The hatred I felt was absolutely appropriate. My life, the life I had lived, the life that we can speak of in the present tense, did not deserve love, admiration, respect. It was absolutely pathetic, worthless sewage that you wish you could flush away with a lever and never set your eyes upon again, an aberration, abortion, abomination. That life I hated. But the life in the present tense, I loved. By using the word love, I mean to use it in the strong-sense of a choice, an action, a continued matter of will and decision and not in the weak-sense of an emotional response. I loved my life. It wasn't worth loving by any means, but I loved it, sought it's good and would fight to preserve it.

In this narrow space, the contradiction could live. I hated my life. I wanted to commit suicide, end it, destroy it, abolish it from reality. I loved my life. I wanted to live, to find joy, to see what everyone was smiling about.

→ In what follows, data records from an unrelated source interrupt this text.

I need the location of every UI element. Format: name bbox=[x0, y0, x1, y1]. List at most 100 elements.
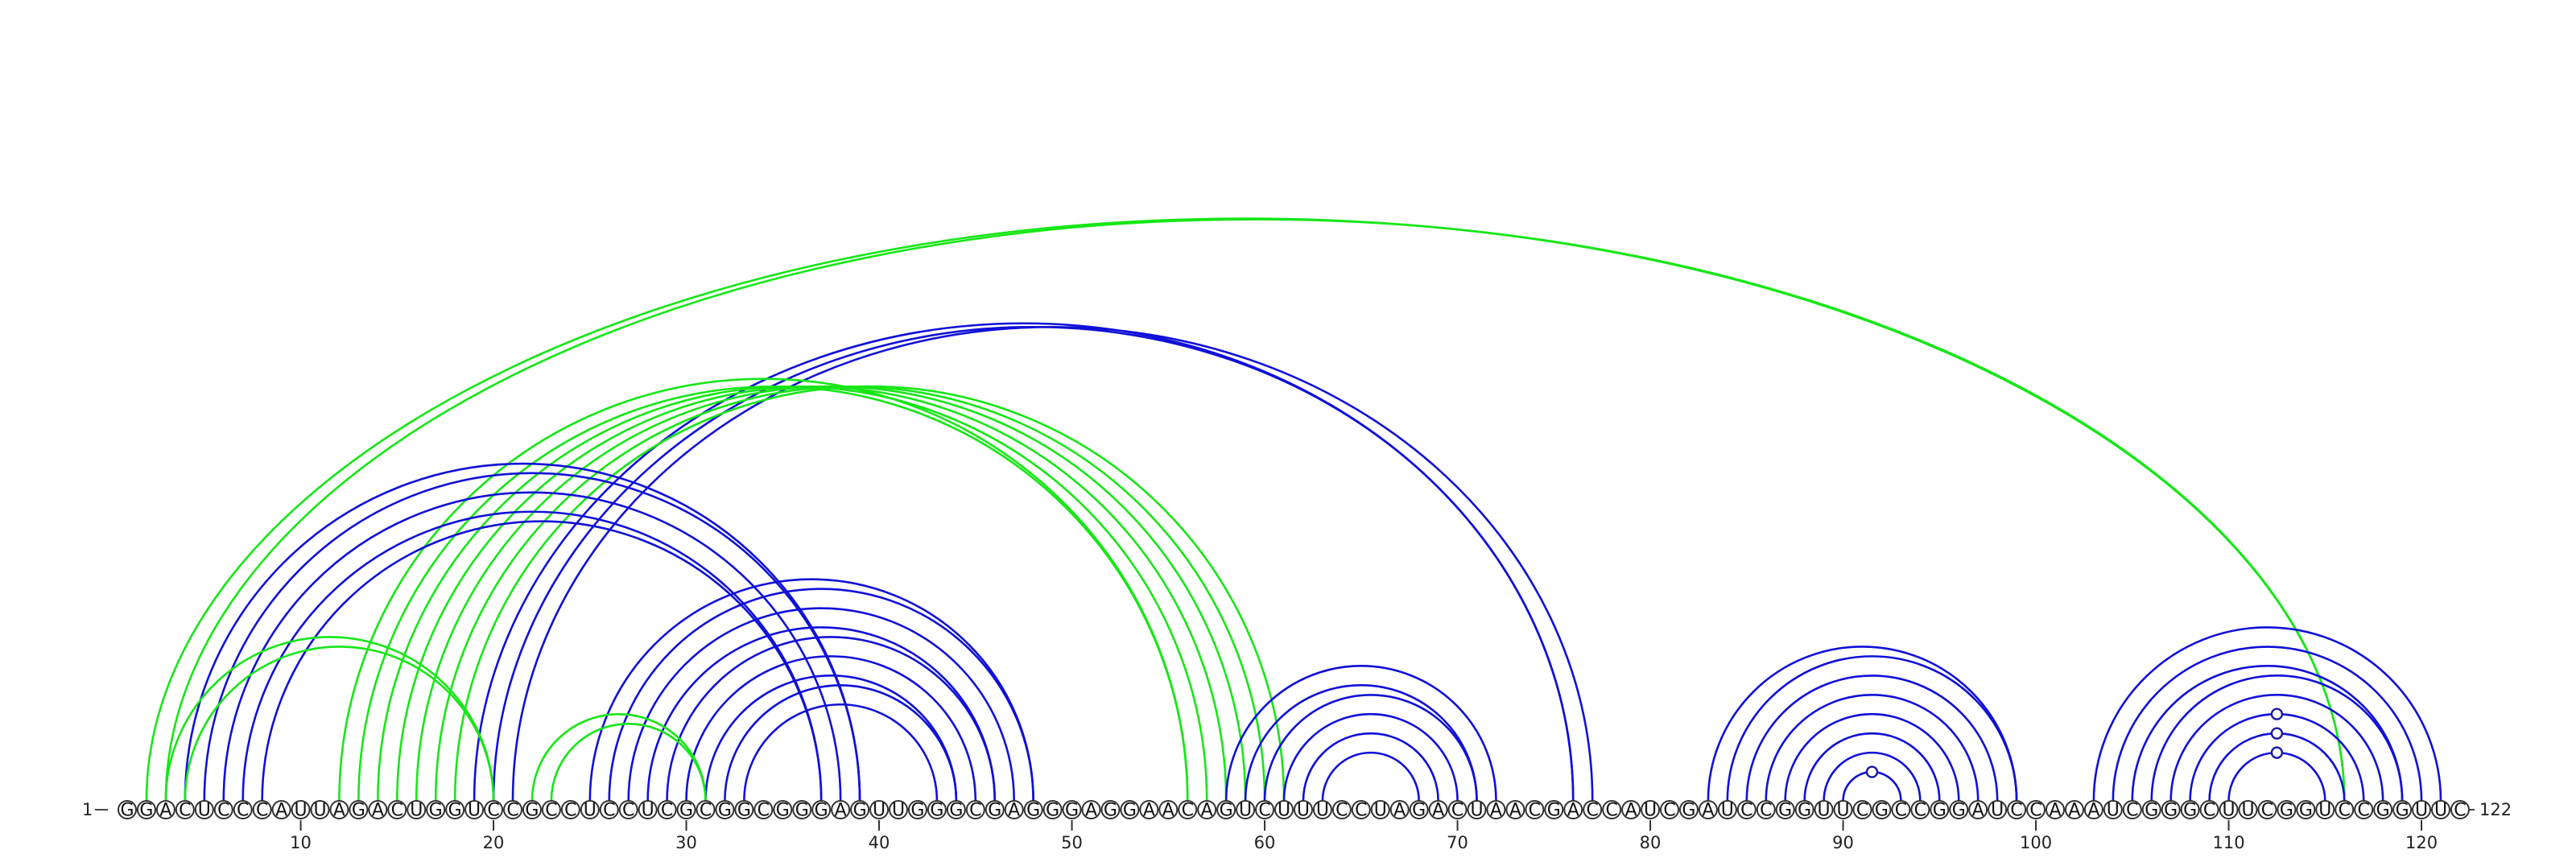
nucleotide-letter: G bbox=[930, 801, 943, 821]
nucleotide: G bbox=[2180, 800, 2200, 821]
nucleotide-letter: U bbox=[584, 801, 597, 821]
blue-base-pair-arc bbox=[1745, 674, 1999, 802]
nucleotide-circle bbox=[1428, 800, 1448, 819]
position-tick-label: 80 bbox=[1640, 833, 1662, 852]
nucleotide-circle bbox=[2373, 800, 2393, 819]
end-label: 122 bbox=[2479, 800, 2512, 819]
nucleotide-circle bbox=[1660, 800, 1679, 819]
blue-base-pair-arc bbox=[473, 322, 1575, 802]
nucleotide-letter: G bbox=[1933, 801, 1946, 821]
nucleotide-letter: G bbox=[139, 801, 153, 821]
start-label: 1 bbox=[82, 800, 93, 819]
nucleotide: G bbox=[715, 800, 735, 821]
nucleotide-circle bbox=[2064, 800, 2084, 819]
nucleotide: U bbox=[638, 800, 658, 821]
nucleotide-letter: A bbox=[275, 801, 287, 821]
position-tick-label: 60 bbox=[1254, 833, 1276, 852]
nucleotide-letter: C bbox=[2339, 801, 2351, 821]
nucleotide-circle bbox=[1525, 800, 1545, 819]
position-tick-label: 20 bbox=[483, 833, 505, 852]
nucleotide: C bbox=[1602, 800, 1622, 821]
nucleotide-letter: C bbox=[1451, 801, 1463, 821]
nucleotide-letter: A bbox=[1162, 801, 1174, 821]
nucleotide-circle bbox=[1988, 800, 2008, 819]
nucleotide: C bbox=[484, 800, 504, 821]
nucleotide: G bbox=[1409, 800, 1429, 821]
nucleotide: C bbox=[2007, 800, 2027, 821]
nucleotide-circle bbox=[1274, 800, 1294, 819]
nucleotide-circle bbox=[985, 800, 1005, 819]
nucleotide: G bbox=[2161, 800, 2181, 821]
nucleotide-letter: C bbox=[2029, 801, 2041, 821]
nucleotide: G bbox=[2392, 800, 2413, 821]
nucleotide: A bbox=[2083, 800, 2103, 821]
green-base-pair-arc bbox=[164, 636, 495, 802]
nucleotide-circle bbox=[271, 800, 291, 819]
nucleotide-letter: U bbox=[468, 801, 481, 821]
nucleotide-circle bbox=[1833, 800, 1853, 819]
green-base-pair-arc bbox=[396, 385, 1228, 802]
nucleotide: U bbox=[310, 800, 330, 821]
nucleotide-circle bbox=[484, 800, 504, 819]
nucleotide: U bbox=[1717, 800, 1737, 821]
nucleotide-letter: G bbox=[679, 801, 693, 821]
nucleotide: A bbox=[1563, 800, 1583, 821]
nucleotide-circle bbox=[580, 800, 600, 819]
nucleotide: U bbox=[407, 800, 427, 821]
nucleotide: G bbox=[1794, 800, 1814, 821]
nucleotide: C bbox=[1660, 800, 1679, 821]
nucleotide-circle bbox=[792, 800, 812, 819]
nucleotide-letter: C bbox=[1663, 801, 1675, 821]
nucleotide-letter: U bbox=[642, 801, 654, 821]
nucleotide: C bbox=[2354, 800, 2374, 821]
nucleotide: A bbox=[1428, 800, 1448, 821]
nucleotide-letter: C bbox=[1740, 801, 1752, 821]
nucleotide-circle bbox=[599, 800, 619, 819]
nucleotide-letter: C bbox=[1182, 801, 1194, 821]
nucleotide: C bbox=[1910, 800, 1930, 821]
blue-base-pair-arc bbox=[608, 588, 1034, 802]
nucleotide-circle bbox=[946, 800, 966, 819]
nucleotide-circle bbox=[2354, 800, 2374, 819]
nucleotide-letter: G bbox=[1026, 801, 1040, 821]
nucleotide-letter: C bbox=[1529, 801, 1541, 821]
nucleotide: C bbox=[1331, 800, 1352, 821]
nucleotide-circle bbox=[1505, 800, 1525, 819]
nucleotide-circle bbox=[349, 800, 369, 819]
blue-base-pair-arc bbox=[627, 607, 1015, 802]
nucleotide: U bbox=[2431, 800, 2450, 821]
position-tick-label: 100 bbox=[2020, 833, 2052, 852]
nucleotide-circle bbox=[2392, 800, 2413, 819]
nucleotide-letter: G bbox=[2299, 801, 2313, 821]
nucleotide: A bbox=[1505, 800, 1525, 821]
nucleotide-letter: U bbox=[294, 801, 307, 821]
nucleotide-letter: U bbox=[313, 801, 326, 821]
position-tick-label: 10 bbox=[290, 833, 312, 852]
nucleotide-circle bbox=[1389, 800, 1410, 819]
nucleotide-letter: U bbox=[2415, 801, 2428, 821]
blue-base-pair-arc bbox=[1707, 646, 2018, 802]
markers-layer bbox=[1865, 707, 2284, 778]
nucleotide-circle bbox=[676, 800, 696, 819]
nucleotide-letter: C bbox=[2126, 801, 2138, 821]
nucleotide-letter: G bbox=[1778, 801, 1792, 821]
nucleotide-letter: A bbox=[1008, 801, 1020, 821]
nucleotide: A bbox=[155, 800, 175, 821]
nucleotide-letter: C bbox=[487, 801, 499, 821]
nucleotide: C bbox=[175, 800, 195, 821]
blue-base-pair-arc bbox=[203, 472, 861, 802]
nucleotide-circle bbox=[252, 800, 272, 819]
nucleotide-circle bbox=[2277, 800, 2297, 819]
nucleotide-circle bbox=[1409, 800, 1429, 819]
nucleotide: C bbox=[1756, 800, 1776, 821]
nucleotide: G bbox=[773, 800, 793, 821]
nucleotide-circle bbox=[1621, 800, 1641, 819]
nucleotide-letter: A bbox=[1567, 801, 1579, 821]
nucleotide-circle bbox=[522, 800, 542, 819]
nucleotide-letter: G bbox=[429, 801, 443, 821]
nucleotide-circle bbox=[1641, 800, 1661, 819]
nucleotide: U bbox=[1274, 800, 1294, 821]
nucleotide-circle bbox=[1968, 800, 1988, 819]
position-tick-label: 120 bbox=[2405, 833, 2438, 852]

So I did both. I've often written about, here and elsewhere, the promise I made to myself. I'd change my life or I'd end my life. Little did I know that I changed my life by ending it and ended it by changing it. I was 320 lbs. Once I went down, I never went back up past 240 and now usually live at 220. Contrast this to the endless string of failures and rebounds that people talk about when they talk about 'dieting'. Dieting, on a long enough time-line, will always fail. I didn't fail because I didn't diet. I changed. That Stanley you knew isn't around anymore. Don't look for him. I killed him and left his corpse in plain sight.

You want Stanley? Here I am. I tore my life apart and built it back one piece at a time. Throw away the parts that I didn't need, put in some new pieces that should've been there from the start. When we rebuild our lives, the easiest thing to do in the world, the best thing you can do for yourself, is to start with your body. Your body will listen to you. Anyone, and I mean anyone, in the world can build muscle, lose fat.

You. Can. Change.

This is the first truth I learned. This is the truth I hold onto more tightly than anything else in the world.

Change is possible.

My prayer is that I never find perfection, never find completeness, never be OK with myself. My greatest joy comes from changing myself. Forget that nonsense you drank in all your life from soft, mushy grade school teachers. You're not special. You're not OK as you are. You're so far away from what you could be. Doesn't that break your heart? The way you are now, as much as you've learned, as much you've experienced, loved, sorrowed, felt, thought... as far as you've climbed, pursued, dreamed, imagined, are you OK with life just this far? That's why I didn't commit suicide 6 years ago. I thought about ending my life right there. I can't end on that note. I could never end on that note. Stanley Lee has more in him than that, and every, every year of my life has proved me right. 27 better than 26, 26 better than 25 and so on down the line. Change is possible.

Change is not only possible. It's our lifeboat, our hope, goal and dream. Because of change, of transience, of temporary states, there aren't any unclimbable mountains, unassailable fortresses. The realm of possibility blossoms, thousand-petaled lotus of enlightenment.

And for me it began with heartbreak, with fitness and has now become the first step on a road that I hope stretches forever.